But ONS revises up sector output for the fourth quarter of 2015
UK construction output took a surprising dip in January, dropping 0.2% compared to December, according to the latest set of ONS statistics for the sector.
However, the ONS revised up its estimate for construction output for the fourth quarter of 2015 by 0.7 percentage points. The sector is now estimated to have grown by 0.3% over the last three months of last year, rather than contracting by 0.4%.
The month-on-month dip in January surprised economists; their consensus forecast had been for a 0.3% rise in output.
Growth of 0.8% in repairs and maintenance was offset by an 0.8% fall in new work, the ONS said.
Within the new work category, decreases of 10.6% in public new housing and 8.6% in infrastructure was offset by increases of 4.7% in private commercial, 1.6% in public other new work, 0.7% in private industrial and 0.6% in private new housing.

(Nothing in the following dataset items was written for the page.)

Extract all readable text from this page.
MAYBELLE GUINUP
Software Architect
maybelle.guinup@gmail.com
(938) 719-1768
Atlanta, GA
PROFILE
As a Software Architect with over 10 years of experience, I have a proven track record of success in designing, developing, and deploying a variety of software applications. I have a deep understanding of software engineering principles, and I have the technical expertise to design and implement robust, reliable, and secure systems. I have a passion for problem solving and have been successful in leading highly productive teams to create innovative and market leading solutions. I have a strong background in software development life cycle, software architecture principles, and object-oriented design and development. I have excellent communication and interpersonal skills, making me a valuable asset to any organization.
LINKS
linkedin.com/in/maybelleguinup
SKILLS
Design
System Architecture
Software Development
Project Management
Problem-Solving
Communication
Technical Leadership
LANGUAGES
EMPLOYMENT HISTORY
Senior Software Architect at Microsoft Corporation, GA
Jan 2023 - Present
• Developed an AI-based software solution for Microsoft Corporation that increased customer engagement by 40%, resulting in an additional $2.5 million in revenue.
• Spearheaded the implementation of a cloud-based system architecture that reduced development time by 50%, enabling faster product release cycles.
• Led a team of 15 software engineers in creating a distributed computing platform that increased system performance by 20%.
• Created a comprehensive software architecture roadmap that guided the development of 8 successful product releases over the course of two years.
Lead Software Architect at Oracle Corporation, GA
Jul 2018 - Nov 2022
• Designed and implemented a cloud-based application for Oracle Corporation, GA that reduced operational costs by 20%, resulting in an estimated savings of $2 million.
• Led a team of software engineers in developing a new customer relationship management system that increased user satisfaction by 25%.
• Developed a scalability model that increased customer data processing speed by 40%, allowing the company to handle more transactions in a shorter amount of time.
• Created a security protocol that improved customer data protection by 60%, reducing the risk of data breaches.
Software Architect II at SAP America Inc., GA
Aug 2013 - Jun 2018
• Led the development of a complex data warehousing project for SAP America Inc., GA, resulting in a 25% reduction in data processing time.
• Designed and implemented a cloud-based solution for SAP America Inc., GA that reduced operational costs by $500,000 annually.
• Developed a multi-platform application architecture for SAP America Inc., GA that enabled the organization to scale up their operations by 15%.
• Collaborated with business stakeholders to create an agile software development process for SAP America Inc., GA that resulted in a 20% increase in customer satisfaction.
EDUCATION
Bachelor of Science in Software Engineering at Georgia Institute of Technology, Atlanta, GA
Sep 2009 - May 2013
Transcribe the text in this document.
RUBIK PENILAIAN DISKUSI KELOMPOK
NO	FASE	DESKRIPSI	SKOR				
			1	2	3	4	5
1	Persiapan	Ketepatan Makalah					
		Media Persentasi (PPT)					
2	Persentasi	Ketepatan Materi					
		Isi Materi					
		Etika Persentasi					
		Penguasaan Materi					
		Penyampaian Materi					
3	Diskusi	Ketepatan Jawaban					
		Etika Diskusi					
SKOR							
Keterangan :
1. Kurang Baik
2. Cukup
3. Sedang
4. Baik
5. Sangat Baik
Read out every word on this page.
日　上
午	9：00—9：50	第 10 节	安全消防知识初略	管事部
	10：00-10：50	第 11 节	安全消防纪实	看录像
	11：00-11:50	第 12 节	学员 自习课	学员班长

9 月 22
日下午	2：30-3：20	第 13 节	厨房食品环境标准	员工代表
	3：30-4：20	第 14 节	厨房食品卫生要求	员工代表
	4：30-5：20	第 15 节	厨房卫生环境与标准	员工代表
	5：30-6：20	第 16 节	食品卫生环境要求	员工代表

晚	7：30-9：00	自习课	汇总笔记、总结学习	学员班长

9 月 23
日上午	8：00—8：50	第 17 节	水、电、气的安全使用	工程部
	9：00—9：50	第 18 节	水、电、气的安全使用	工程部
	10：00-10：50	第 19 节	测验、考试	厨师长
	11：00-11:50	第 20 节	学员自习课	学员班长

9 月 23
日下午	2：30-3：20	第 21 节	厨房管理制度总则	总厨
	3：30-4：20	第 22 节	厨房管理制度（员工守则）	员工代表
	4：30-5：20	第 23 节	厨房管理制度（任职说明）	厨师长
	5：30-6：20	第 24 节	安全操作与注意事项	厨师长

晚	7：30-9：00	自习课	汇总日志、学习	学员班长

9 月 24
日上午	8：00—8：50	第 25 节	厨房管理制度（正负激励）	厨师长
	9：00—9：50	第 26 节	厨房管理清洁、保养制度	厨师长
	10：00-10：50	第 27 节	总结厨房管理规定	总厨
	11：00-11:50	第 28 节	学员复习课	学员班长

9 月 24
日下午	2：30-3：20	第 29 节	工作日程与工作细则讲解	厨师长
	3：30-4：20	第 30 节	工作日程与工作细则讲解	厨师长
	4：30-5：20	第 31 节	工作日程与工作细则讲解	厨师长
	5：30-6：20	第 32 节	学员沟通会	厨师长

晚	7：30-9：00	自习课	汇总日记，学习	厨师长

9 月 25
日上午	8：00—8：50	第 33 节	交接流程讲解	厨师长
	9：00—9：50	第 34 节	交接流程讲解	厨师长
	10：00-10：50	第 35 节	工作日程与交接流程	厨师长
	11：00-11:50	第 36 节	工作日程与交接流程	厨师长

Michael Dall, lead economist at Barbour ABI, commented: “This morning’s construction figures taken at a headline level show a fall in output but it is important to note this is set against an upward revision of the previous Q4 2015 figures.
“So looking at the last 3 month’s compared to the previous construction actually grew by 1.1%, suggesting the forecasters predictions of between 3% and 4% growth remain a good guide to the industry’s prospects this year.”
Industry leaders reacted to the figures with concern that a potential Brexit vote in June’s EU referendum could already be dampening output.
Mark Robinson, chief executive of contracting authority Scape, commented: “Many companies in the construction sector employ a high proportion of skilled workers from Europe, and the prospect of an exacerbated skills crisis if we do leave the EU, is part of the reason behind the slow down reported today.
“This only increases the imperative to address the shortage of skilled construction workers in the UK and the construction industry must be vocal about the broad range of careers on offer and promote strong role models.”
Michael Thirkettle, chief executive of consultant McBains Cooper, commented: “We are seeing the uncertainty around Brexit delay investment decisions, which is dampening the market. At the same time, the sector is desperately short of skilled workers – particularly bricklayers, carpenters and electricians.
“If the UK leaves the EU, construction companies fear they would lose access to the pool of skills from Europe that they are relying on – making a bad situation worse.”